Yeah, I think it's significant, and as well, I mean, we have cheap hydroelectric power, so the more we can take advantage of that, the better. We also have a downhill haul, and so our fuel consumption is low, but yeah, I just think it's a real opportunity to convey when we have fixed conveyors on our mine and our stockpiles and on our tailings to further save fuel costs to drive our greenhouse emissions down and take advantage of this cheap hydroelectric power, so our current plant design for Phase 1 is to be on 100% hydroelectric power, and Jeremy, you can confirm, but I think our Phase 2 design, our EP2 design is very similar, so it really is virtually 100% electric.

Pierre Vaillancourt
Analyst, Haywood Securities

Got it.
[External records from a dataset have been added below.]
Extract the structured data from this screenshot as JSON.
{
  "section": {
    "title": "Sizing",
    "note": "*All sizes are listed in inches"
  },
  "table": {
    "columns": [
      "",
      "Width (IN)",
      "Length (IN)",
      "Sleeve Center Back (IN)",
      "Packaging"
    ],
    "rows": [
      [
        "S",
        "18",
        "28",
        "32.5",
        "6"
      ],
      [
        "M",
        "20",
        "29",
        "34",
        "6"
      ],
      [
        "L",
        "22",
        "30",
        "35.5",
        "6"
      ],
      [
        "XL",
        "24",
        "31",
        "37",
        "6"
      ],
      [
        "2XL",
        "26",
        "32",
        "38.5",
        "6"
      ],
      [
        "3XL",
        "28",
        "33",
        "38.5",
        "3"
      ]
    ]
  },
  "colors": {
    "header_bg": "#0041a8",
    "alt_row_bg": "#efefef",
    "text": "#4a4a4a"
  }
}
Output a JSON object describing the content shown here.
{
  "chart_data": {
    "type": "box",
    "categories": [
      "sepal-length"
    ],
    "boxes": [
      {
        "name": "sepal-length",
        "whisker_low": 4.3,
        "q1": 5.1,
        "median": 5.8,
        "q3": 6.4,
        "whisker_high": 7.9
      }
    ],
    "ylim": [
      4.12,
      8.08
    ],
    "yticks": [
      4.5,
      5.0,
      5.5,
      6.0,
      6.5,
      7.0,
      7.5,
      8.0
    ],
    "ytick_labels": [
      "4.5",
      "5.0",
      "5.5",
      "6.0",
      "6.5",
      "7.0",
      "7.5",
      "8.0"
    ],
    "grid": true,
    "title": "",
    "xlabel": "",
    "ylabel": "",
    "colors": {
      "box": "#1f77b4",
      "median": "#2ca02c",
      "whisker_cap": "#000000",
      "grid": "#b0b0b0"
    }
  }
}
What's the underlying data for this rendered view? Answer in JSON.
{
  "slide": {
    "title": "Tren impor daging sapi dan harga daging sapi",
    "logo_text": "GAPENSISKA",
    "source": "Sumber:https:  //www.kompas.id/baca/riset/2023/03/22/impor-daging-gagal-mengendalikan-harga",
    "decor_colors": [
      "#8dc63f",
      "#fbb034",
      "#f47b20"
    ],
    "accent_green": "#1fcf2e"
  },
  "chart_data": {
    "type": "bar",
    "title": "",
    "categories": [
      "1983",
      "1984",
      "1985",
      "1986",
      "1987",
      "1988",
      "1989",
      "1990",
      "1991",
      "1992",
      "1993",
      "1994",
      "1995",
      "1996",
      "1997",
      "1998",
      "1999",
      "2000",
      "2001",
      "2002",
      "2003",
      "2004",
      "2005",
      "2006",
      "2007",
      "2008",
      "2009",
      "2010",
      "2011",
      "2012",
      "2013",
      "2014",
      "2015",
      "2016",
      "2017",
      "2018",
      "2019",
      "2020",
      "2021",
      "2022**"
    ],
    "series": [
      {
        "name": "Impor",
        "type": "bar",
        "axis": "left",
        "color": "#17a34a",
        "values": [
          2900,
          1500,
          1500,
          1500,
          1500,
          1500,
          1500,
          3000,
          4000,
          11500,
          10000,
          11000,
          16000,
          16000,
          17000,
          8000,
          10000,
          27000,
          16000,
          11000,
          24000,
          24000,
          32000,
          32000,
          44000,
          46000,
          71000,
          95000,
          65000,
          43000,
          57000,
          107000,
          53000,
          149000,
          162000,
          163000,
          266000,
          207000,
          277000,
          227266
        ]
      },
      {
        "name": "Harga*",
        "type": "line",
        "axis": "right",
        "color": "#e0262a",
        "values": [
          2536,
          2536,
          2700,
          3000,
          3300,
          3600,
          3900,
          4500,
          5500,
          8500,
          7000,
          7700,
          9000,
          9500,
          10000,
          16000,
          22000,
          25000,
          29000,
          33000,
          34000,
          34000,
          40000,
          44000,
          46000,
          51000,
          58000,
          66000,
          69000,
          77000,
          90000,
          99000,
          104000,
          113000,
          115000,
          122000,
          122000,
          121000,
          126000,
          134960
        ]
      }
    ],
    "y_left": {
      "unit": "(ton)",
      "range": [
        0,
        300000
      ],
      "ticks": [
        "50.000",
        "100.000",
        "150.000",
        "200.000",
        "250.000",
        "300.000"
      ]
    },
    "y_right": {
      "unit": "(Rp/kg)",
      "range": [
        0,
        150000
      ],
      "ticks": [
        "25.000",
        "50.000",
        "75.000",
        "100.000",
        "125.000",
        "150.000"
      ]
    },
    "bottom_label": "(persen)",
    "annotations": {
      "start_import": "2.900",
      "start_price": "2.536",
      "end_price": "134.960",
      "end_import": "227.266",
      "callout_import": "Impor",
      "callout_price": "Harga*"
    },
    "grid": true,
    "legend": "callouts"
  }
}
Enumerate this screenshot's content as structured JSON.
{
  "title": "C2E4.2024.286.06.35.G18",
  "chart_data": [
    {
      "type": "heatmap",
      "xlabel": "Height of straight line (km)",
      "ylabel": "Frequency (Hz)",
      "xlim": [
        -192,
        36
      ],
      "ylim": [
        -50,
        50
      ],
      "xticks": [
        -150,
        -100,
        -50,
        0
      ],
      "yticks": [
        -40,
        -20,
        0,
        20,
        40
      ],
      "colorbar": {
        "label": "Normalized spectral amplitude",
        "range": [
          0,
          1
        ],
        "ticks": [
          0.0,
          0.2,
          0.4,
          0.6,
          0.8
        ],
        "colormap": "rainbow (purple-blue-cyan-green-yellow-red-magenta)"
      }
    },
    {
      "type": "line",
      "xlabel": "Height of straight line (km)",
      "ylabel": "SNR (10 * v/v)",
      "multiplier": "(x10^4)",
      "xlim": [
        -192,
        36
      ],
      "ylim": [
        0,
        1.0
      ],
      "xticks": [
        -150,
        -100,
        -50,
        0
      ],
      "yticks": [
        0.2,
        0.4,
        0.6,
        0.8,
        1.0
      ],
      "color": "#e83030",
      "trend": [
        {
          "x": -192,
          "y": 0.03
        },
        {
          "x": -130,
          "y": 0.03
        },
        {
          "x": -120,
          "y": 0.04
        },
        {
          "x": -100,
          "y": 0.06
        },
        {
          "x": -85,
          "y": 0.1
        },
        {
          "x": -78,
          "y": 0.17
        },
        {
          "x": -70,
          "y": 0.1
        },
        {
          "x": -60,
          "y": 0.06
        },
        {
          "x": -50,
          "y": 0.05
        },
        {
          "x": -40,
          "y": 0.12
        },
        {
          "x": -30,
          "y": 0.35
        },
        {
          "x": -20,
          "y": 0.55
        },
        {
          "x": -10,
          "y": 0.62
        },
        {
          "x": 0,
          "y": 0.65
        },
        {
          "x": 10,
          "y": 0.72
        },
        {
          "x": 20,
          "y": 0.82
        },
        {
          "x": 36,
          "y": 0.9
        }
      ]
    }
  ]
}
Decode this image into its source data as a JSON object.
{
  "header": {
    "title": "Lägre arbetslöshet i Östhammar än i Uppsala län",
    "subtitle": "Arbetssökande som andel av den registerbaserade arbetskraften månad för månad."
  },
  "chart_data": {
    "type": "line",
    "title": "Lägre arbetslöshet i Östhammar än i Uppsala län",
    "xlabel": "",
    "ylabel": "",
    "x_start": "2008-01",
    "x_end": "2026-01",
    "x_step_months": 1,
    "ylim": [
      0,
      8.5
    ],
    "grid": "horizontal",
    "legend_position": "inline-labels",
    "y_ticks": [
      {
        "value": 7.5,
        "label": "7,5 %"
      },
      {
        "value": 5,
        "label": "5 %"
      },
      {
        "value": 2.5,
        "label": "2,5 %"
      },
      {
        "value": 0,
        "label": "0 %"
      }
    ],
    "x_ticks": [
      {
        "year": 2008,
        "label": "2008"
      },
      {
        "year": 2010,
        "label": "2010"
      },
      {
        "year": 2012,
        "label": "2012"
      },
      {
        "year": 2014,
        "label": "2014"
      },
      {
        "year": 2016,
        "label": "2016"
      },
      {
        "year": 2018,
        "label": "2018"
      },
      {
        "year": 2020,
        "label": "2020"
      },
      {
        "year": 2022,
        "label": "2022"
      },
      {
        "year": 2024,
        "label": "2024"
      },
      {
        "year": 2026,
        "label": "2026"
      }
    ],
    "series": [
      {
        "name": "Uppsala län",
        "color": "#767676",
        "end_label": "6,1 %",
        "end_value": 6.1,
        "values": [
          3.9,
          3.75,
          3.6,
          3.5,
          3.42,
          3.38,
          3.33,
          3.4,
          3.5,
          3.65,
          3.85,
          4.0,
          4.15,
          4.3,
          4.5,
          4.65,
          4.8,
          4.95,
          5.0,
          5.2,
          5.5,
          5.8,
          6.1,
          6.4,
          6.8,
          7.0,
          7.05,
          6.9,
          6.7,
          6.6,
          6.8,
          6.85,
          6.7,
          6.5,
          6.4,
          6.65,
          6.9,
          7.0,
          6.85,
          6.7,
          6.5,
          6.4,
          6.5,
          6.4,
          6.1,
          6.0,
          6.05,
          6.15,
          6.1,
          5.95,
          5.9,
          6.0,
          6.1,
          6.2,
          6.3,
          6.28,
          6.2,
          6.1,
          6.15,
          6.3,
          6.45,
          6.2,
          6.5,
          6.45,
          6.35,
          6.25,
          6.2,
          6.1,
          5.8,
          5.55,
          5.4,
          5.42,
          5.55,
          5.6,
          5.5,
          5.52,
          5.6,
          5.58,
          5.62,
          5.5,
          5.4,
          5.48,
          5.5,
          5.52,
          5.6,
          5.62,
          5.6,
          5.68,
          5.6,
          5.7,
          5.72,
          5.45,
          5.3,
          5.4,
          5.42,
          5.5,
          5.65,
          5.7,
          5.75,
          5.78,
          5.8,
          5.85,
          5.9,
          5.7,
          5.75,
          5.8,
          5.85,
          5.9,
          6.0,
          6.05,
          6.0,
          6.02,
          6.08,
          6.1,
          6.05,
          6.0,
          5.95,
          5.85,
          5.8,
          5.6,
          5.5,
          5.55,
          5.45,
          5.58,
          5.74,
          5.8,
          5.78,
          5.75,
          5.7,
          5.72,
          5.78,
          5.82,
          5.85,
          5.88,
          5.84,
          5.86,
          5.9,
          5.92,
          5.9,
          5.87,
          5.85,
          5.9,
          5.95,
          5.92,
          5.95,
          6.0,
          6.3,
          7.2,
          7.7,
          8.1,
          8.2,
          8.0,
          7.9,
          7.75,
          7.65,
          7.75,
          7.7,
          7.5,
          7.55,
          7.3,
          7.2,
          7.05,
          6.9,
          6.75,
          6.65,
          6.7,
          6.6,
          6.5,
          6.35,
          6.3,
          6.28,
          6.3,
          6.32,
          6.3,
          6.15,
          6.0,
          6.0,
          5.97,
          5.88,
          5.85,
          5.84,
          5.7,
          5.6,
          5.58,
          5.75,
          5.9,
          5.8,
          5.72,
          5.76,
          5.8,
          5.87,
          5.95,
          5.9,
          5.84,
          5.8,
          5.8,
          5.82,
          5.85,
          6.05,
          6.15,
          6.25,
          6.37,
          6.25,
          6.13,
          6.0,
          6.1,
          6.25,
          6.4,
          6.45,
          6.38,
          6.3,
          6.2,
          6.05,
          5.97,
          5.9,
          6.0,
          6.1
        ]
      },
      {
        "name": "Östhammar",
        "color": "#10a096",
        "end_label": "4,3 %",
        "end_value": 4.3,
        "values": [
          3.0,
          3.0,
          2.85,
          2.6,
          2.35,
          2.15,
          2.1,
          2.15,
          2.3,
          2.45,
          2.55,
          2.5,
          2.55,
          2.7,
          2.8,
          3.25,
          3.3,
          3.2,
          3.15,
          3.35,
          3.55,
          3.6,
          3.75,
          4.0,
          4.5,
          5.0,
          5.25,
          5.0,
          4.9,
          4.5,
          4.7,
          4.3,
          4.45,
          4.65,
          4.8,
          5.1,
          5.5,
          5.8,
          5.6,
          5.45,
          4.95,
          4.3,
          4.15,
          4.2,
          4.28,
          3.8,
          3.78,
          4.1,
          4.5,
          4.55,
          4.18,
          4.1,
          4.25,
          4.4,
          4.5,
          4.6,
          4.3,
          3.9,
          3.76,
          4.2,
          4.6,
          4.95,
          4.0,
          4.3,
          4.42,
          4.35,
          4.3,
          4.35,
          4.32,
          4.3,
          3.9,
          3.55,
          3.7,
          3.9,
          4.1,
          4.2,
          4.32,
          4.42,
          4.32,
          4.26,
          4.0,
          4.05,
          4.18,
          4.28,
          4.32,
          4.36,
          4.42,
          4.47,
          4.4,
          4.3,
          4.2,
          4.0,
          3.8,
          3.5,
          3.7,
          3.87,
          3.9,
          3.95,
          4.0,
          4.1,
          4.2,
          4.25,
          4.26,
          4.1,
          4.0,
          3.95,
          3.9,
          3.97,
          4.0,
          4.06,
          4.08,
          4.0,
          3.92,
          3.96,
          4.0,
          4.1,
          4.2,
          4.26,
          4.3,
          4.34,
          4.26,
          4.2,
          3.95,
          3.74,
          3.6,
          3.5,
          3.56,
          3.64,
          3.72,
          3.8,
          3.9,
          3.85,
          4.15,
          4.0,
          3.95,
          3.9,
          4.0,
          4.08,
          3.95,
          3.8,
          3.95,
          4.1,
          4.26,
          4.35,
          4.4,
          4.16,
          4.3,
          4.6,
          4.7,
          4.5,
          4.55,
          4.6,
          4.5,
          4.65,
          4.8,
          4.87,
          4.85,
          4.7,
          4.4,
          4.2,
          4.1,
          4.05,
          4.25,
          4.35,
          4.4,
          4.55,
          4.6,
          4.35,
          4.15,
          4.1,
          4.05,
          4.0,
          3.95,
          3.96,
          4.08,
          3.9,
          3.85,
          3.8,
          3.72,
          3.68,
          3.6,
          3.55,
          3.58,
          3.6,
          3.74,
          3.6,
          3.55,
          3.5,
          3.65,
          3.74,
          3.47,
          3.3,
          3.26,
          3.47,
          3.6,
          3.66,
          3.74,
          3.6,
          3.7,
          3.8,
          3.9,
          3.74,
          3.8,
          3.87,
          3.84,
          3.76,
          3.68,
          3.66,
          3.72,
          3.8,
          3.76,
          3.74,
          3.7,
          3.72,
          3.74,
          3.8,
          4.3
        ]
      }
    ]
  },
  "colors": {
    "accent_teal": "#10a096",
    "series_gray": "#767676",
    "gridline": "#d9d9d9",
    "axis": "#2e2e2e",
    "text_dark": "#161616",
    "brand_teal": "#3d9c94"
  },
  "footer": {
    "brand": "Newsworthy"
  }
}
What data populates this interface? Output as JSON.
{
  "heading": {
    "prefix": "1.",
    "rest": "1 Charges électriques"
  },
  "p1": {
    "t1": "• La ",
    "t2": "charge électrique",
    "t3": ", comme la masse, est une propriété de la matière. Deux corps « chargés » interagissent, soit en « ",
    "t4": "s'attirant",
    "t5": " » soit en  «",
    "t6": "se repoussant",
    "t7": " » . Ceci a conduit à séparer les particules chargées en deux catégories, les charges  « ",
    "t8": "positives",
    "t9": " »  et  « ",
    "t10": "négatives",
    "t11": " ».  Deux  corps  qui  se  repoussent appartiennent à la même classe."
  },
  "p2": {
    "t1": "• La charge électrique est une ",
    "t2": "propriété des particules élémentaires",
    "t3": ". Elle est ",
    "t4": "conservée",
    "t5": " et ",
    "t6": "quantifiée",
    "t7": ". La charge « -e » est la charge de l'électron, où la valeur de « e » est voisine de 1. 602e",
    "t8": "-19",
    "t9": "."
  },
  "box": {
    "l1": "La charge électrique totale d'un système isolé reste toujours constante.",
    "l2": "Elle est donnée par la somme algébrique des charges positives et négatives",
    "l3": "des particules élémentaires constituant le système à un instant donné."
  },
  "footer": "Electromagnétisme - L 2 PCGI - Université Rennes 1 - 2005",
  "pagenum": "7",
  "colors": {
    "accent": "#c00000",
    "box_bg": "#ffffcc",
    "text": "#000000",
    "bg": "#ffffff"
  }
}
Okay. Okay, thanks very much.

Operator

We are now out of time. This concludes our question and answer session. I would like to turn the call back over to Meg Brown for any closing remarks.

Meghan Brown
VP of Investor Relations, Artemis Gold

Thanks, operator. I just wanted to quickly note that there were a few people in the queue that we didn't get to. We are, unfortunately, out of time at the one-hour mark, but we'll follow up individually with those people. And Dale, did you have any closing comments?

Dale Andres
CEO, Artemis Gold

No, I just want to thank everyone for joining the call. I hope we answered all your questions, and if you do have any follow-up questions, we are available for that follow-up. Really look forward to reporting on our optimization and growth progress. It's really exciting to embark on this EP2 journey and together with our upside that we're continuing to focus on, and yeah, look forward to updating everyone on the progress. Happy holidays, everyone, and we'll see you in the new year.

Operator

The conference is now concluded. Thank you for attending today's presentation. You may now disconnect.